Robots That Reason: A New Approach to Vision and Action

Author: Denis Avetisyan


Researchers have developed a novel model that allows robots to plan and execute complex manipulation tasks by reasoning about the world around them in a more human-like way.

The LaST0 framework establishes a unified vehicle model leveraging a dual-system architecture-a slow reasoning expert and a fast-acting expert-that interact via shared self-attention, where the former constructs a spatio-temporal latent CoT through autoregressive prediction of latent tokens and the latter generates actions via flow matching conditioned on high-frequency observations and periodically updated latent representations, all within a training procedure utilizing staged parameter updates to ensure both latent reliability and robust action generation.
The LaST0 framework establishes a unified vehicle model leveraging a dual-system architecture-a slow reasoning expert and a fast-acting expert-that interact via shared self-attention, where the former constructs a spatio-temporal latent CoT through autoregressive prediction of latent tokens and the latter generates actions via flow matching conditioned on high-frequency observations and periodically updated latent representations, all within a training procedure utilizing staged parameter updates to ensure both latent reliability and robust action generation.

LaST0 leverages a latent spatio-temporal chain-of-thought within a dual-system architecture to enable efficient and coherent robotic vision-language-action control.

Explicit reasoning is often a bottleneck in robotic manipulation, hindering the temporal responsiveness needed for complex tasks. This limitation motivates ‘LaST$_{0}$: Latent Spatio-Temporal Chain-of-Thought for Robotic Vision-Language-Action Model’, which introduces a framework leveraging a compact latent space to model future visual dynamics, 3D structure, and robot proprioception. By enabling temporally consistent, implicit reasoning via a dual-system Mixture-of-Transformers architecture, LaST$_0$ achieves improved action accuracy and substantially faster inference compared to existing Vision-Language-Action models.
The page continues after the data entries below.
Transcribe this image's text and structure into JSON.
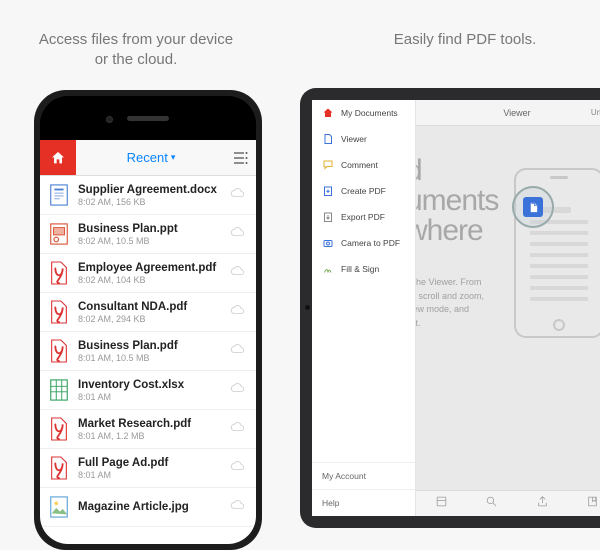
{
  "captions": {
    "left": "Access files from your device or the cloud.",
    "right": "Easily find PDF tools."
  },
  "phone": {
    "header_title": "Recent",
    "files": [
      {
        "name": "Supplier Agreement.docx",
        "time": "8:02 AM",
        "size": "156 KB",
        "type": "docx"
      },
      {
        "name": "Business Plan.ppt",
        "time": "8:02 AM",
        "size": "10.5 MB",
        "type": "ppt"
      },
      {
        "name": "Employee Agreement.pdf",
        "time": "8:02 AM",
        "size": "104 KB",
        "type": "pdf"
      },
      {
        "name": "Consultant NDA.pdf",
        "time": "8:02 AM",
        "size": "294 KB",
        "type": "pdf"
      },
      {
        "name": "Business Plan.pdf",
        "time": "8:01 AM",
        "size": "10.5 MB",
        "type": "pdf"
      },
      {
        "name": "Inventory Cost.xlsx",
        "time": "8:01 AM",
        "size": "",
        "type": "xlsx"
      },
      {
        "name": "Market Research.pdf",
        "time": "8:01 AM",
        "size": "1.2 MB",
        "type": "pdf"
      },
      {
        "name": "Full Page Ad.pdf",
        "time": "8:01 AM",
        "size": "",
        "type": "pdf"
      },
      {
        "name": "Magazine Article.jpg",
        "time": "",
        "size": "",
        "type": "jpg"
      }
    ]
  },
  "tablet": {
    "header_title": "Viewer",
    "header_action": "Undo",
    "sidebar": [
      {
        "label": "My Documents",
        "icon": "home"
      },
      {
        "label": "Viewer",
        "icon": "doc"
      },
      {
        "label": "Comment",
        "icon": "comment"
      },
      {
        "label": "Create PDF",
        "icon": "create"
      },
      {
        "label": "Export PDF",
        "icon": "export"
      },
      {
        "label": "Camera to PDF",
        "icon": "camera"
      },
      {
        "label": "Fill & Sign",
        "icon": "sign"
      }
    ],
    "footer": [
      {
        "label": "My Account"
      },
      {
        "label": "Help"
      }
    ],
    "body": {
      "big1": "d",
      "big2": "uments",
      "big3": "where",
      "desc1": "n the Viewer. From",
      "desc2": "en scroll and zoom,",
      "desc3": "view mode, and",
      "desc4": "ext."
    }
  }
}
Could this approach unlock more adaptable and efficient robotic systems capable of truly interactive manipulation?


The Inevitable Bottleneck: Reasoning Beyond Brute Force

Many language models currently function by breaking down problems into discrete, symbolic steps – a process akin to meticulously tracing a logical argument. While effective for certain tasks, this explicit reasoning can quickly become computationally prohibitive as problem complexity increases. Each step demands processing power and memory, leading to significant slowdowns and increased resource demands. Furthermore, this approach proves brittle; even minor variations in input phrasing or problem structure can disrupt the carefully constructed symbolic chain, leading to errors. This reliance on precise, step-by-step deduction limits the model’s ability to generalize and adapt to novel situations, hindering robust performance in real-world applications where ambiguity and nuance are commonplace.
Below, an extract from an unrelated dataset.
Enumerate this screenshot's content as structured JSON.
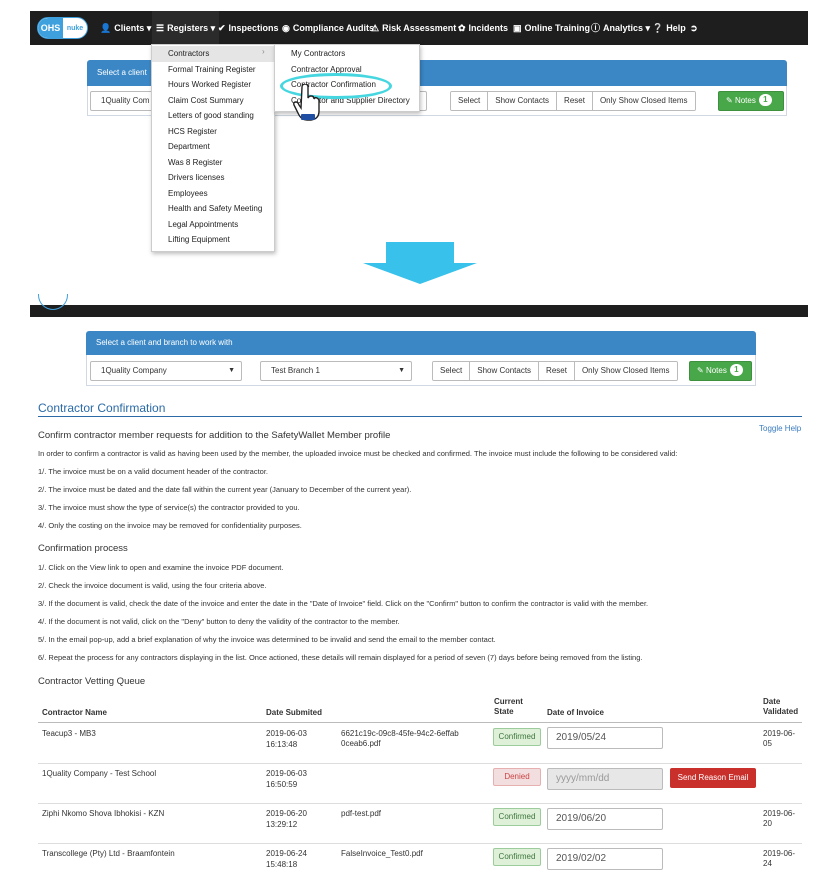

Current artificial intelligence systems often struggle with reasoning tasks due to the limitations of their working memory. While increasing model size – and therefore explicit memory – can improve performance, this approach quickly becomes unsustainable and computationally prohibitive. A significant hurdle in advancing AI lies in developing methods that enable efficient reasoning without continually expanding the model’s memory footprint. Researchers are actively investigating techniques to compress information and perform inferences within a more constrained, lower-dimensional space, mirroring the efficiency of human cognition. This pursuit involves not just storing facts, but also learning to prioritize relevant information and generalize from limited data, effectively allowing the system to ‘think’ smarter, not just ‘remember’ more.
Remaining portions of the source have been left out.